Das Jahr 2015 war in Europa und speziell in Frankreich von einer Vielzahl islamistischer Terrorakte, antisemitischer Attentate und einem erschreckenden Aufschwung der extremen Rechten geprägt. Der brutale Anschlag auf die Redaktion des Satiremagazins »Charlie Hebdo« im Januar gehört dazu, aber auch die Attacken auf den koscheren Supermarkt »Hyper Cacher«, die Konzerthalle »Bataclan« und das »Stade de France«.
Verteidigung
Gila Lustiger hat den blutigen Terror und den Umgang ihrer Stadt damit aus nächster Nähe miterlebt. Aus dieser Erfahrung heraus ist ihr Essay Erschütterung entstanden. Die Pariserin, Mutter zweier Kinder, Jüdin und Europäerin, unternimmt mit ihrem Werk den Versuch, einer tief empfundenen Erschütterung mit Vernunft zu begegnen und vehement die freiheitlichen Werte zu verteidigen. Geradezu beispielhaft beschreibt sie auch die Verfehlungen der durch Einwanderung geprägten europäischen Gesellschaften. Sie analysiert die immer wieder aufflammende Gewalt in den Pariser Vororten und benennt deren Ursachen, Hintergründe und Folgen.
Bei der Veranstaltung im Gemeindezentrum, die von Ellen Presser moderiert wurde, las die Autorin selbst entscheidende Passagen aus ihrem neuen Werk vor und stand für Fragen der Zuhörer bereitwillig zur Verfügung.
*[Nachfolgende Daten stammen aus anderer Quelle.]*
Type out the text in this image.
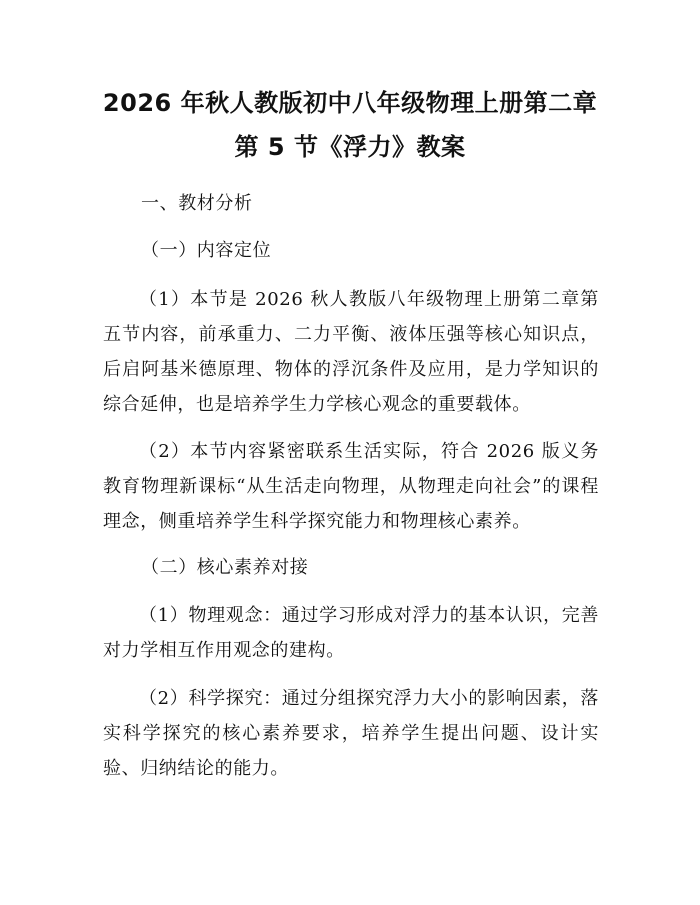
2026 年秋人教版初中八年级物理上册第二章
第 5 节《浮力》教案
一、教材分析
（一）内容定位

（1）本节是 2026 秋人教版八年级物理上册第二章第五节内容，前承重力、二力平衡、液体压强等核心知识点，后启阿基米德原理、物体的浮沉条件及应用，是力学知识的综合延伸，也是培养学生力学核心观念的重要载体。

（2）本节内容紧密联系生活实际，符合 2026 版义务教育物理新课标“从生活走向物理，从物理走向社会”的课程理念，侧重培养学生科学探究能力和物理核心素养。

（二）核心素养对接

（1）物理观念：通过学习形成对浮力的基本认识，完善对力学相互作用观念的建构。

（2）科学探究：通过分组探究浮力大小的影响因素，落实科学探究的核心素养要求，培养学生提出问题、设计实验、归纳结论的能力。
Das Schlüsselwort, mit dem Gila Lustiger die überschwappende Gewalt zu erklären versuchte, fiel immer wieder und lässt sich auf den Begriff »verfehlte Integration« reduzieren. Erstaunlicherweise, erklärte sie in diesem Zusammenhang, seien es nicht die neu in Frankreich eingetroffenen Zuwanderer, die Terror zu ihrem Lebenszweck gemacht hätten, sondern oft junge Menschen, die bereits in Frankreich geboren wurden und auch die französische Staatsbürgerschaft besitzen.
Ihr Aufbegehren hat nach Gila Lustigers Überzeugung entscheidend mit dem angeblich fehlenden Respekt vonseiten des Staates zu tun, sodass es viele junge Menschen gebe, die meinen, im Islam Wertschätzung und Bestätigung zu finden. Terror, so der Tenor von Gila Lustigers Analyse, sei nichts anderes als die radikalste Form von Integrationsverweigerung. Sie machte aber auch deutlich, dass es nur ein kleiner Teil von Immigranten und deren Nachkommen sei, die zu Terror und Gewalt neigen würden.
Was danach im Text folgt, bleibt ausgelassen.